Przedmiot testowania a podmiot testujący
Kluczowe pojęcia w tym wpisie (źr.: sł. j. polskiego PWN):
test: próba, której poddaje się urządzenie, produkt, preparat itp. w celu sprawdzenia jego składu, właściwości i działania;też: to, co służy do przeprowadzenia takiej próbyscenariusz: zaplanowany lub przewidywany rozwój wydarzeń przedmiot: rzecz, materialny element świata podmiot: 1. ?nadrzędna część zdania nazywająca osobę, rzecz lub zjawisko, o którym się w zdaniu orzeka? 2. ?osoba aktywna, uczestnicząca w czymś? 3.filoz. ?umysł poznawczy w przeciwieństwie do przedmiotu, który jest poznawany?4. ?osoba fizyczna lub prawna mogąca mieć prawa i obowiązki? projekt: 1. ?plan działania? 2. ?wstępna wersja czegoś? 3. ?dokument zawierający obliczenia, rysunki itp. dotyczące wykonania jakiegoś obiektu lub urządzenia? komputer: ?urządzenie elektroniczne automatycznie przetwarzające dane zapisane cyfrowo, służące do szybkiego wykonywania obliczeń, przechowywania, porządkowania i wyszukiwania danych oraz sterowania pracą innych urządzeń? (definicja sprawozdawcza) komputer: urządzenie zawierające procesor, pamięć i program (definicja realna) mechanizm: 1. ?zespół współpracujących ze sobą części maszyny lub przyrządu, wykonujących jakąś pracę? 2. ?sposób, w jaki coś powstaje, przebiega lub działa? wymaganie: ?warunek lub zespół warunków, którym ktoś lub coś musi odpowiadać?
Pojęcia wieloznaczne zostały pozostawione z definicjami używanymi w dziedzinie inżynierii.
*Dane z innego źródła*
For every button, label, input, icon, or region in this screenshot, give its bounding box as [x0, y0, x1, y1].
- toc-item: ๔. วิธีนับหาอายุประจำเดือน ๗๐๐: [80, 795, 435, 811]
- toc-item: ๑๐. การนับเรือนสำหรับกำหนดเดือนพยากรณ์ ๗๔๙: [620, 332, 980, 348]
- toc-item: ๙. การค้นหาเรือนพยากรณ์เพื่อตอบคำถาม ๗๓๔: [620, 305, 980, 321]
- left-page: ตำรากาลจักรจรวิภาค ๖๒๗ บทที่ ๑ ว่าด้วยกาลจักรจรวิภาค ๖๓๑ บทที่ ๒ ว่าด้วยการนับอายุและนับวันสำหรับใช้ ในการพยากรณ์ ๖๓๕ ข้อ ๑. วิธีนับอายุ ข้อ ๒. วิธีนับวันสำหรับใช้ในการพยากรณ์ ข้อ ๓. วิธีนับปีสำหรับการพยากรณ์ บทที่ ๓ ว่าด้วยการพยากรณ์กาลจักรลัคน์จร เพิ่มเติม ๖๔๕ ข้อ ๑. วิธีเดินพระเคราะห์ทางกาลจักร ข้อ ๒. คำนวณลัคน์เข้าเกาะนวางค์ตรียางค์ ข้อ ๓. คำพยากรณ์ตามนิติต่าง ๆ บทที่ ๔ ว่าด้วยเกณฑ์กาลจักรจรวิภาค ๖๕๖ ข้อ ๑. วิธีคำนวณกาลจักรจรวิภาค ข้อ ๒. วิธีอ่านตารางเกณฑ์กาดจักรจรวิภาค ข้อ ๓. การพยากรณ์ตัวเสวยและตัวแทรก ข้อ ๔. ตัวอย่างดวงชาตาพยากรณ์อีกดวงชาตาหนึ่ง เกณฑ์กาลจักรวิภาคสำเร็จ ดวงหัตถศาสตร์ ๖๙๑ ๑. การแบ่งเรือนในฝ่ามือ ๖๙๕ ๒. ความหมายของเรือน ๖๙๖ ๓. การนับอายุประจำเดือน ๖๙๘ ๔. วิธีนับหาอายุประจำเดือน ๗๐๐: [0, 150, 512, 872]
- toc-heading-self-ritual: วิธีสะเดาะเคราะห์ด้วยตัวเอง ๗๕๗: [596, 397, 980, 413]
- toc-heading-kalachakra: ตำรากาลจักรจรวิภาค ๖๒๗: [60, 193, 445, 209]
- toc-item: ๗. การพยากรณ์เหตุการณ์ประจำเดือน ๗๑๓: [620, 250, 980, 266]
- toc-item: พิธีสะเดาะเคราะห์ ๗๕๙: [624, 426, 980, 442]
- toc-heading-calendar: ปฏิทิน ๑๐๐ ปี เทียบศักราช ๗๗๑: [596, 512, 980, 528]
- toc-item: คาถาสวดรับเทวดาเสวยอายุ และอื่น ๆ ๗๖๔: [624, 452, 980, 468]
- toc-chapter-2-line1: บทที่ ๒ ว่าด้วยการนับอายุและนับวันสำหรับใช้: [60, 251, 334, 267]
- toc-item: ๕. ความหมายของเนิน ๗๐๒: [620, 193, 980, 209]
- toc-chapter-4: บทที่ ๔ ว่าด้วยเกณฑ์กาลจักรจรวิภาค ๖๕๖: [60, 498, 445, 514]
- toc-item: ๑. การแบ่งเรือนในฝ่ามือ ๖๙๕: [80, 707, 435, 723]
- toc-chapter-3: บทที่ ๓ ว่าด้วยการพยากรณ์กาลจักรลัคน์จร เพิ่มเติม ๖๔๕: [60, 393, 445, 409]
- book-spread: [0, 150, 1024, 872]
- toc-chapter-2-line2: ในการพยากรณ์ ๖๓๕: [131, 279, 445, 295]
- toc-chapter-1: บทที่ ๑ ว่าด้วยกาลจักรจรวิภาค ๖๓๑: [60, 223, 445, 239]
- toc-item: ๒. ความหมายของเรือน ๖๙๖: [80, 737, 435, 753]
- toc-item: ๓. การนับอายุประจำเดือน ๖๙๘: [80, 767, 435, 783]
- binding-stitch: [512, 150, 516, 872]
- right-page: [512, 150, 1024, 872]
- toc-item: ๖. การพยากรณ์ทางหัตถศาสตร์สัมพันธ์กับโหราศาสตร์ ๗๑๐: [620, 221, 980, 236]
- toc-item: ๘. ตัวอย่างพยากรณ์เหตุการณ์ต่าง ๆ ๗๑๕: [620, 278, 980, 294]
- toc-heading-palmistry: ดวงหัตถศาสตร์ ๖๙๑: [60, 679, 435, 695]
Dla lepszego zrozumienia i zarazem przetestowania spójności tego zestawu pojęć, tworzymy model pojęciowy w postaci diagramu opisującego pojęcia i związki między nimi (ontologia wyrażona graficznie):
Model pojęciowy jak ten powyżej, to test jednoznaczności zdań budowanych z pojęć, których spójność, kompletność i niesprzeczność chcemy wykazać. Każda para pojęć połączonych predykatem powinna tworzyć zdanie prawdziwe w analizowanej dziedzinie (taki model powinna zawierać każda analiza biznesowa i specyfikacja wymagań!)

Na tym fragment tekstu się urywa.